Cette question met en lumière le problème, plus général, des limites de l'intervention des Commissions de Sûreté au bénéfice de l'industrie privée, et de la responsabilité du Commissariat si, après que des conseils techniques ont été donnés à un industriel, un accident venait à survenir. Une suggestion est émise consistant, comme le fait l'AEC, à accompagner les avis de la Sous-Commission d'une note dégageant la responsabilité du CEA. Un autre problème est celui de la responsabilité des accidents qui pourraient se produire au cas où l'enrichissement des matériaux fournis par le Commissariat à un industriel quelconque serait supérieur à celui indiqué par le CEA.

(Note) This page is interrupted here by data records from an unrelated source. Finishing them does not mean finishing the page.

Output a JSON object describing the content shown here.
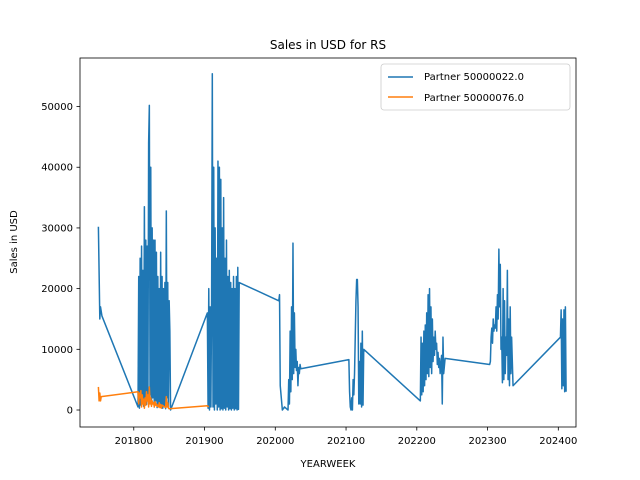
{
  "chart_data": {
    "type": "line",
    "title": "Sales in USD for RS",
    "xlabel": "YEARWEEK",
    "ylabel": "Sales in USD",
    "xlim": [
      201724,
      202425
    ],
    "ylim": [
      -2800,
      58000
    ],
    "x_ticks": [
      201800,
      201900,
      202000,
      202100,
      202200,
      202300,
      202400
    ],
    "y_ticks": [
      0,
      10000,
      20000,
      30000,
      40000,
      50000
    ],
    "grid": false,
    "legend_position": "top-right",
    "series": [
      {
        "name": "Partner 50000022.0",
        "color": "#1f77b4",
        "points": [
          [
            201750,
            30200
          ],
          [
            201752,
            15000
          ],
          [
            201753,
            17000
          ],
          [
            201755,
            15500
          ],
          [
            201806,
            500
          ],
          [
            201807,
            22000
          ],
          [
            201808,
            300
          ],
          [
            201809,
            25000
          ],
          [
            201810,
            800
          ],
          [
            201811,
            27000
          ],
          [
            201812,
            1500
          ],
          [
            201813,
            23000
          ],
          [
            201814,
            600
          ],
          [
            201815,
            33500
          ],
          [
            201816,
            2000
          ],
          [
            201817,
            28000
          ],
          [
            201818,
            900
          ],
          [
            201819,
            27000
          ],
          [
            201820,
            1500
          ],
          [
            201821,
            44000
          ],
          [
            201822,
            50200
          ],
          [
            201823,
            2500
          ],
          [
            201824,
            40000
          ],
          [
            201825,
            1000
          ],
          [
            201826,
            30000
          ],
          [
            201827,
            2000
          ],
          [
            201828,
            28000
          ],
          [
            201829,
            500
          ],
          [
            201830,
            28000
          ],
          [
            201831,
            1500
          ],
          [
            201832,
            26000
          ],
          [
            201833,
            400
          ],
          [
            201834,
            22000
          ],
          [
            201835,
            800
          ],
          [
            201836,
            20000
          ],
          [
            201837,
            1000
          ],
          [
            201838,
            26000
          ],
          [
            201839,
            500
          ],
          [
            201840,
            22000
          ],
          [
            201841,
            300
          ],
          [
            201842,
            20000
          ],
          [
            201843,
            600
          ],
          [
            201844,
            21000
          ],
          [
            201845,
            200
          ],
          [
            201846,
            32800
          ],
          [
            201847,
            2000
          ],
          [
            201848,
            21000
          ],
          [
            201849,
            500
          ],
          [
            201850,
            18000
          ],
          [
            201851,
            13000
          ],
          [
            201852,
            0
          ],
          [
            201904,
            16000
          ],
          [
            201905,
            300
          ],
          [
            201906,
            20000
          ],
          [
            201907,
            0
          ],
          [
            201908,
            17000
          ],
          [
            201909,
            500
          ],
          [
            201910,
            18500
          ],
          [
            201911,
            55400
          ],
          [
            201912,
            500
          ],
          [
            201913,
            40000
          ],
          [
            201914,
            0
          ],
          [
            201915,
            30000
          ],
          [
            201916,
            1000
          ],
          [
            201917,
            25000
          ],
          [
            201918,
            0
          ],
          [
            201919,
            41000
          ],
          [
            201920,
            500
          ],
          [
            201921,
            40000
          ],
          [
            201922,
            0
          ],
          [
            201923,
            38000
          ],
          [
            201924,
            200
          ],
          [
            201925,
            30000
          ],
          [
            201926,
            0
          ],
          [
            201927,
            35000
          ],
          [
            201928,
            300
          ],
          [
            201929,
            25000
          ],
          [
            201930,
            0
          ],
          [
            201931,
            28000
          ],
          [
            201932,
            500
          ],
          [
            201933,
            22000
          ],
          [
            201934,
            0
          ],
          [
            201935,
            23000
          ],
          [
            201936,
            200
          ],
          [
            201937,
            21000
          ],
          [
            201938,
            0
          ],
          [
            201939,
            20000
          ],
          [
            201940,
            300
          ],
          [
            201941,
            22000
          ],
          [
            201942,
            0
          ],
          [
            201943,
            20000
          ],
          [
            201944,
            200
          ],
          [
            201945,
            22000
          ],
          [
            201946,
            0
          ],
          [
            201947,
            23500
          ],
          [
            201948,
            100
          ],
          [
            201949,
            21000
          ],
          [
            202005,
            18000
          ],
          [
            202006,
            19000
          ],
          [
            202007,
            4000
          ],
          [
            202010,
            0
          ],
          [
            202013,
            500
          ],
          [
            202018,
            0
          ],
          [
            202019,
            5000
          ],
          [
            202020,
            1000
          ],
          [
            202021,
            13000
          ],
          [
            202022,
            3000
          ],
          [
            202023,
            17000
          ],
          [
            202024,
            5000
          ],
          [
            202025,
            27500
          ],
          [
            202026,
            6000
          ],
          [
            202027,
            16000
          ],
          [
            202028,
            7000
          ],
          [
            202029,
            10000
          ],
          [
            202030,
            6500
          ],
          [
            202031,
            8000
          ],
          [
            202032,
            4000
          ],
          [
            202033,
            7000
          ],
          [
            202034,
            6000
          ],
          [
            202035,
            7500
          ],
          [
            202036,
            6800
          ],
          [
            202104,
            8300
          ],
          [
            202105,
            3000
          ],
          [
            202106,
            500
          ],
          [
            202107,
            0
          ],
          [
            202108,
            2000
          ],
          [
            202109,
            0
          ],
          [
            202110,
            5000
          ],
          [
            202111,
            2500
          ],
          [
            202112,
            6000
          ],
          [
            202113,
            12000
          ],
          [
            202114,
            18000
          ],
          [
            202115,
            21500
          ],
          [
            202116,
            21500
          ],
          [
            202117,
            17000
          ],
          [
            202118,
            1000
          ],
          [
            202119,
            8000
          ],
          [
            202120,
            1000
          ],
          [
            202121,
            11000
          ],
          [
            202122,
            500
          ],
          [
            202123,
            13000
          ],
          [
            202124,
            800
          ],
          [
            202125,
            10000
          ],
          [
            202205,
            1500
          ],
          [
            202206,
            12000
          ],
          [
            202207,
            2500
          ],
          [
            202208,
            11000
          ],
          [
            202209,
            3000
          ],
          [
            202210,
            13000
          ],
          [
            202211,
            4000
          ],
          [
            202212,
            14000
          ],
          [
            202213,
            5000
          ],
          [
            202214,
            16000
          ],
          [
            202215,
            6000
          ],
          [
            202216,
            19000
          ],
          [
            202217,
            5500
          ],
          [
            202218,
            20000
          ],
          [
            202219,
            7000
          ],
          [
            202220,
            17000
          ],
          [
            202221,
            6000
          ],
          [
            202222,
            15000
          ],
          [
            202223,
            8000
          ],
          [
            202224,
            12000
          ],
          [
            202225,
            9000
          ],
          [
            202226,
            13000
          ],
          [
            202227,
            10000
          ],
          [
            202228,
            11000
          ],
          [
            202229,
            7500
          ],
          [
            202230,
            9500
          ],
          [
            202231,
            7000
          ],
          [
            202232,
            8500
          ],
          [
            202233,
            6000
          ],
          [
            202235,
            9000
          ],
          [
            202236,
            1000
          ],
          [
            202237,
            12000
          ],
          [
            202238,
            6000
          ],
          [
            202240,
            8500
          ],
          [
            202303,
            7500
          ],
          [
            202304,
            8000
          ],
          [
            202305,
            12000
          ],
          [
            202306,
            13500
          ],
          [
            202307,
            11000
          ],
          [
            202308,
            15000
          ],
          [
            202309,
            13000
          ],
          [
            202310,
            14000
          ],
          [
            202311,
            13500
          ],
          [
            202312,
            17000
          ],
          [
            202313,
            13000
          ],
          [
            202314,
            19000
          ],
          [
            202315,
            15000
          ],
          [
            202316,
            26500
          ],
          [
            202317,
            17000
          ],
          [
            202318,
            24000
          ],
          [
            202319,
            10000
          ],
          [
            202320,
            12000
          ],
          [
            202321,
            4500
          ],
          [
            202322,
            20000
          ],
          [
            202323,
            5000
          ],
          [
            202324,
            18000
          ],
          [
            202325,
            6000
          ],
          [
            202326,
            12000
          ],
          [
            202327,
            9000
          ],
          [
            202328,
            23000
          ],
          [
            202329,
            5000
          ],
          [
            202330,
            15000
          ],
          [
            202331,
            4000
          ],
          [
            202332,
            17000
          ],
          [
            202333,
            6000
          ],
          [
            202334,
            12000
          ],
          [
            202335,
            8000
          ],
          [
            202336,
            4000
          ],
          [
            202403,
            12000
          ],
          [
            202404,
            16500
          ],
          [
            202405,
            3500
          ],
          [
            202406,
            15000
          ],
          [
            202407,
            4000
          ],
          [
            202408,
            16500
          ],
          [
            202409,
            3000
          ],
          [
            202410,
            17000
          ],
          [
            202411,
            3000
          ]
        ]
      },
      {
        "name": "Partner 50000076.0",
        "color": "#ff7f0e",
        "points": [
          [
            201750,
            3800
          ],
          [
            201751,
            1500
          ],
          [
            201752,
            2800
          ],
          [
            201753,
            1500
          ],
          [
            201754,
            2200
          ],
          [
            201806,
            3000
          ],
          [
            201807,
            1000
          ],
          [
            201808,
            2800
          ],
          [
            201809,
            2000
          ],
          [
            201810,
            3200
          ],
          [
            201811,
            500
          ],
          [
            201812,
            2500
          ],
          [
            201813,
            1000
          ],
          [
            201814,
            1800
          ],
          [
            201815,
            300
          ],
          [
            201816,
            2000
          ],
          [
            201817,
            800
          ],
          [
            201818,
            3000
          ],
          [
            201819,
            1500
          ],
          [
            201820,
            2500
          ],
          [
            201821,
            500
          ],
          [
            201822,
            3800
          ],
          [
            201823,
            1000
          ],
          [
            201824,
            2000
          ],
          [
            201825,
            600
          ],
          [
            201826,
            1500
          ],
          [
            201827,
            1000
          ],
          [
            201828,
            1200
          ],
          [
            201829,
            500
          ],
          [
            201830,
            1400
          ],
          [
            201831,
            800
          ],
          [
            201832,
            1000
          ],
          [
            201833,
            600
          ],
          [
            201834,
            800
          ],
          [
            201835,
            500
          ],
          [
            201836,
            1200
          ],
          [
            201837,
            400
          ],
          [
            201838,
            900
          ],
          [
            201839,
            300
          ],
          [
            201840,
            800
          ],
          [
            201845,
            400
          ],
          [
            201846,
            2200
          ],
          [
            201847,
            500
          ],
          [
            201848,
            1200
          ],
          [
            201849,
            300
          ],
          [
            201850,
            200
          ],
          [
            201904,
            700
          ],
          [
            201906,
            500
          ]
        ]
      }
    ]
  }
}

Le Haut-Commissaire estime que le CEA, en matière de sécurité, doit conseiller les industriels français qui travaillent pour lui et à qui il livre, ou qui travaillent des matières fissiles. En l'absence de législation nucléaire, les industriels ne sont pas obligés de suivre ces avis mais il pense qu'ils les accepteront très probablement. Par contre, ces avis doivent être donnés sous une forme qui dégage la responsabilité du CEA, qui n'a pas les moyens de s'assurer que ses conseils sont suivis effectivement. Le Haut-Commissaire recommande la prudence : dans les conseils techniques à donner aux industriels privés, il faut envisager des sécurités basées sur des dispositifs automatiques plus que sur des consignes, dont l'application est plus incertaine dans ce cas que pour des installations du CEA 380 .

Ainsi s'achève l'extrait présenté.